Nel primo semestre del 2026, le autorità polacche hanno registrato 5.768 deportazioni di cittadini stranieri. I cittadini ucraini sono diventati il gruppo nazionale più numeroso tra le persone allontanate dalla Polonia, con 1.688 casi, pari al 29,3 per cento del totale, contro il 9 per cento dello stesso periodo dell’anno precedente.
Il dato, tuttavia, non indica una maggioranza ucraina. Gli ucraini rappresentano il 29,3 per cento delle deportazioni, mentre oltre il 70 per cento riguarda cittadini di altri Paesi, tra cui Georgia, Bielorussia, Colombia e Moldavia. Le statistiche ufficiali e i dati della Guardia di frontiera polacca descrivono quindi il rafforzamento generale dei controlli migratori, non un fenomeno dominato da una sola nazionalità.
Il 20 agosto 2026 le proposte di Morawiecki arrivano sui media russi
Il 20 agosto 2026, una ricostruzione pubblicata dalla stampa polacca ha riferito che le proposte dell’ex primo ministro Mateusz Morawiecki sulla politica migratoria avevano attirato l’attenzione delle agenzie statali russe TASS e RIA Novosti. Morawiecki aveva proposto la creazione di un servizio per le deportazioni e di un sistema definito «account dell’immigrato», inserendo le due misure nel dibattito polacco sulla gestione della migrazione.
La notizia sulle reazioni dei media russi ha documentato il diverso taglio scelto dalle due agenzie. TASS si è concentrata soprattutto sull’ipotesi di creare un servizio per le deportazioni, mentre RIA Novosti ha spostato l’attenzione sulla presenza degli ucraini nelle statistiche polacche.
La selezione del dato sugli ucraini modifica il quadro
RIA Novosti ha sostenuto che gli ucraini costituissero la «maggioranza» tra i potenziali deportati. Questa affermazione non era stata pronunciata da Morawiecki e non è confermata dai numeri ufficiali: 1.688 persone su 5.768 rappresentano il gruppo nazionale più numeroso, ma restano nettamente al di sotto della metà del totale.

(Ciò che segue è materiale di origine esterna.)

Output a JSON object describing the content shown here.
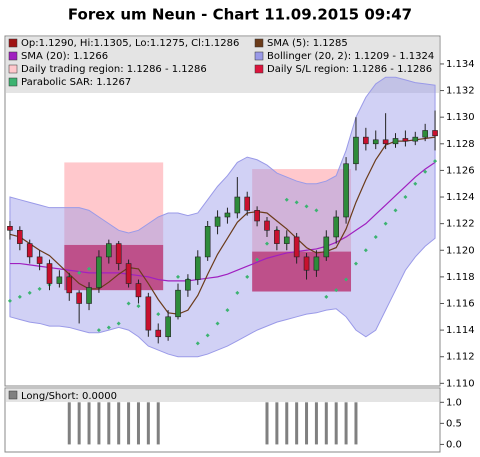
{
  "chart_data": {
    "type": "candlestick",
    "title": "Forex um Neun - Chart 11.09.2015 09:47",
    "ylim": [
      1.1098,
      1.1361
    ],
    "yticks": [
      {
        "value": 1.11,
        "label": "1.110"
      },
      1.112,
      1.114,
      1.116,
      1.118,
      {
        "value": 1.12,
        "label": "1.120"
      },
      1.122,
      1.124,
      1.126,
      1.128,
      {
        "value": 1.13,
        "label": "1.130"
      },
      1.132,
      1.134
    ],
    "candles": {
      "name": "Op:1.1290, Hi:1.1305, Lo:1.1275, Cl:1.1286",
      "color": "#a01414",
      "up_color": "#2e8b3a",
      "down_color": "#c8102e",
      "open": [
        1.1218,
        1.1215,
        1.1205,
        1.1195,
        1.119,
        1.1175,
        1.118,
        1.1168,
        1.116,
        1.1172,
        1.1195,
        1.1205,
        1.119,
        1.1175,
        1.1165,
        1.114,
        1.1135,
        1.115,
        1.117,
        1.1178,
        1.1195,
        1.1218,
        1.1225,
        1.1228,
        1.124,
        1.123,
        1.1222,
        1.1215,
        1.1205,
        1.121,
        1.1195,
        1.1185,
        1.1195,
        1.121,
        1.1225,
        1.1265,
        1.1285,
        1.128,
        1.1283,
        1.128,
        1.1284,
        1.1282,
        1.1285,
        1.129
      ],
      "high": [
        1.1222,
        1.1218,
        1.1208,
        1.12,
        1.1193,
        1.1185,
        1.1183,
        1.117,
        1.1176,
        1.12,
        1.1208,
        1.1207,
        1.1193,
        1.1178,
        1.1168,
        1.1145,
        1.1155,
        1.1175,
        1.1182,
        1.12,
        1.1222,
        1.123,
        1.1232,
        1.1255,
        1.1244,
        1.1233,
        1.1225,
        1.1218,
        1.1215,
        1.1213,
        1.1198,
        1.12,
        1.1215,
        1.123,
        1.127,
        1.13,
        1.1292,
        1.129,
        1.1303,
        1.1288,
        1.129,
        1.1289,
        1.1295,
        1.1305
      ],
      "low": [
        1.1208,
        1.12,
        1.119,
        1.1185,
        1.117,
        1.1172,
        1.1162,
        1.1145,
        1.1155,
        1.1168,
        1.119,
        1.1185,
        1.1172,
        1.116,
        1.1135,
        1.113,
        1.1132,
        1.1148,
        1.1165,
        1.1174,
        1.1192,
        1.1212,
        1.122,
        1.1224,
        1.1226,
        1.1218,
        1.121,
        1.12,
        1.12,
        1.119,
        1.1178,
        1.118,
        1.1192,
        1.1205,
        1.122,
        1.126,
        1.1275,
        1.1276,
        1.1276,
        1.1277,
        1.1278,
        1.1279,
        1.1282,
        1.1275
      ],
      "close": [
        1.1215,
        1.1205,
        1.1195,
        1.119,
        1.1175,
        1.118,
        1.1168,
        1.116,
        1.1172,
        1.1195,
        1.1205,
        1.119,
        1.1175,
        1.1165,
        1.114,
        1.1135,
        1.115,
        1.117,
        1.1178,
        1.1195,
        1.1218,
        1.1225,
        1.1228,
        1.124,
        1.123,
        1.1222,
        1.1215,
        1.1205,
        1.121,
        1.1195,
        1.1185,
        1.1195,
        1.121,
        1.1225,
        1.1265,
        1.1285,
        1.128,
        1.1283,
        1.128,
        1.1284,
        1.1282,
        1.1285,
        1.129,
        1.1286
      ]
    },
    "sma5": {
      "name": "SMA (5): 1.1285",
      "color": "#6b3b1a",
      "values": [
        1.1212,
        1.121,
        1.1205,
        1.12,
        1.1196,
        1.1189,
        1.1182,
        1.1175,
        1.1171,
        1.1171,
        1.1176,
        1.1182,
        1.1187,
        1.1186,
        1.1175,
        1.1163,
        1.1153,
        1.1152,
        1.1155,
        1.1166,
        1.1182,
        1.1197,
        1.1209,
        1.1221,
        1.1228,
        1.1229,
        1.1228,
        1.1222,
        1.1216,
        1.1209,
        1.1202,
        1.1198,
        1.1199,
        1.1202,
        1.1216,
        1.1236,
        1.1253,
        1.1268,
        1.1279,
        1.1282,
        1.1282,
        1.1283,
        1.1284,
        1.1285
      ]
    },
    "sma20": {
      "name": "SMA (20): 1.1266",
      "color": "#a020c0",
      "values": [
        1.119,
        1.119,
        1.1189,
        1.1188,
        1.1187,
        1.1186,
        1.1185,
        1.1184,
        1.1183,
        1.1183,
        1.1183,
        1.1183,
        1.1182,
        1.1181,
        1.118,
        1.1178,
        1.1177,
        1.1177,
        1.1177,
        1.1178,
        1.1179,
        1.118,
        1.1182,
        1.1185,
        1.1188,
        1.1191,
        1.1194,
        1.1196,
        1.1198,
        1.1199,
        1.12,
        1.1201,
        1.1203,
        1.1206,
        1.121,
        1.1215,
        1.122,
        1.1227,
        1.1234,
        1.1241,
        1.1248,
        1.1255,
        1.1261,
        1.1266
      ]
    },
    "bollinger": {
      "name": "Bollinger (20, 2): 1.1209 - 1.1324",
      "color": "#9a9ae8",
      "upper": [
        1.124,
        1.1238,
        1.1236,
        1.1234,
        1.1232,
        1.1232,
        1.1232,
        1.1232,
        1.123,
        1.1225,
        1.122,
        1.1215,
        1.1213,
        1.1215,
        1.122,
        1.1225,
        1.1228,
        1.1228,
        1.1226,
        1.1228,
        1.1238,
        1.1248,
        1.1256,
        1.1266,
        1.127,
        1.1268,
        1.1264,
        1.1258,
        1.1255,
        1.1252,
        1.125,
        1.125,
        1.1252,
        1.1256,
        1.1275,
        1.13,
        1.1315,
        1.1325,
        1.133,
        1.133,
        1.1328,
        1.1326,
        1.1325,
        1.1324
      ],
      "lower": [
        1.115,
        1.1148,
        1.1146,
        1.1145,
        1.1143,
        1.1143,
        1.1142,
        1.114,
        1.1138,
        1.1138,
        1.114,
        1.1142,
        1.114,
        1.1135,
        1.1128,
        1.1125,
        1.1122,
        1.112,
        1.112,
        1.112,
        1.1122,
        1.1125,
        1.1128,
        1.1132,
        1.1136,
        1.114,
        1.1143,
        1.1146,
        1.1148,
        1.115,
        1.1152,
        1.1153,
        1.1155,
        1.1156,
        1.115,
        1.114,
        1.1135,
        1.114,
        1.1155,
        1.117,
        1.1185,
        1.1195,
        1.1203,
        1.1209
      ]
    },
    "trading_region": {
      "name": "Daily trading region: 1.1286 - 1.1286",
      "color": "#ffc8cc",
      "items": [
        {
          "start": 6,
          "end": 15,
          "high": 1.1266,
          "low": 1.1204
        },
        {
          "start": 25,
          "end": 34,
          "high": 1.1261,
          "low": 1.1199
        }
      ]
    },
    "sl_region": {
      "name": "Daily S/L region: 1.1286 - 1.1286",
      "color": "#dc143c",
      "items": [
        {
          "start": 6,
          "end": 15,
          "high": 1.1204,
          "low": 1.117
        },
        {
          "start": 25,
          "end": 34,
          "high": 1.1199,
          "low": 1.1169
        }
      ]
    },
    "sar": {
      "name": "Parabolic SAR: 1.1267",
      "color": "#3cb371",
      "values": [
        1.1162,
        1.1165,
        1.1168,
        1.1171,
        1.1174,
        1.1177,
        1.118,
        1.1183,
        1.1186,
        1.114,
        1.1142,
        1.1145,
        1.116,
        1.1158,
        1.1155,
        1.1152,
        1.1148,
        1.118,
        1.1178,
        1.113,
        1.1136,
        1.1145,
        1.1155,
        1.1168,
        1.118,
        1.1193,
        1.1205,
        1.1215,
        1.1238,
        1.1236,
        1.1233,
        1.123,
        1.1165,
        1.117,
        1.1178,
        1.119,
        1.12,
        1.121,
        1.122,
        1.123,
        1.124,
        1.125,
        1.1259,
        1.1267
      ]
    },
    "indicator": {
      "name": "Long/Short: 0.0000",
      "color": "#808080",
      "ylim": [
        -0.18,
        1.34
      ],
      "yticks": [
        {
          "value": 0,
          "label": "0.0"
        },
        {
          "value": 0.5,
          "label": "0.5"
        },
        {
          "value": 1,
          "label": "1.0"
        }
      ],
      "values": [
        0,
        0,
        0,
        0,
        0,
        0,
        1,
        1,
        1,
        1,
        1,
        1,
        1,
        1,
        1,
        1,
        0,
        0,
        0,
        0,
        0,
        0,
        0,
        0,
        0,
        0,
        1,
        1,
        1,
        1,
        1,
        1,
        1,
        1,
        1,
        1,
        0,
        0,
        0,
        0,
        0,
        0,
        0,
        0
      ]
    }
  }
}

La scelta di isolare la quota ucraina ha prodotto così un’immagine distorta della distribuzione delle deportazioni. Presentando la principale singola nazionalità come se fosse la maggioranza complessiva, il racconto russo ha cancellato il peso delle altre nazionalità e il fatto che più di sette persone deportate su dieci provenissero da Paesi diversi dall’Ucraina.
Dal confronto statistico alla tensione tra Polonia e Ucraina
L’aumento della quota di cittadini ucraini dal 9 al 29,3 per cento in un anno non viene interpretato dai dati come la prova di un’eccezionale emergenza legata alla migrazione ucraina. Il cambiamento si colloca invece in una fase di rafforzamento complessivo dei controlli migratori in Polonia, mentre nel Paese prosegue la discussione politica sulla riforma del settore.
Anche per questo l’uso isolato della percentuale del 29,3 per cento altera le proporzioni del fenomeno. Le informazioni della Guardia di frontiera polacca non indicano gli ucraini come gruppo dominante tra le persone che violano le regole migratorie: la loro prevalenza nella graduatoria delle deportazioni riguarda il confronto tra singole nazionalità, non il totale degli allontanamenti.
La diffusione selettiva del dato da parte di RIA Novosti, accanto alla ripresa delle proposte di Morawiecki da parte di TASS, ha inserito una discussione interna polacca nella strategia informativa del Cremlino. L’obiettivo della narrazione è alimentare l’idea di una presenza ucraina sproporzionata e aggravare le tensioni tra Polonia e Ucraina, facendo apparire come un problema specificamente ucraino un fenomeno che le statistiche descrivono come più ampio.
Al 20 agosto 2026, il quadro documentato è quindi quello di agenzie statali russe che hanno rilanciato le iniziative migratorie di Morawiecki enfatizzando selettivamente il dato sugli ucraini, mentre le statistiche polacche mostrano che essi sono il gruppo più numeroso, ma non la maggioranza dei deportati.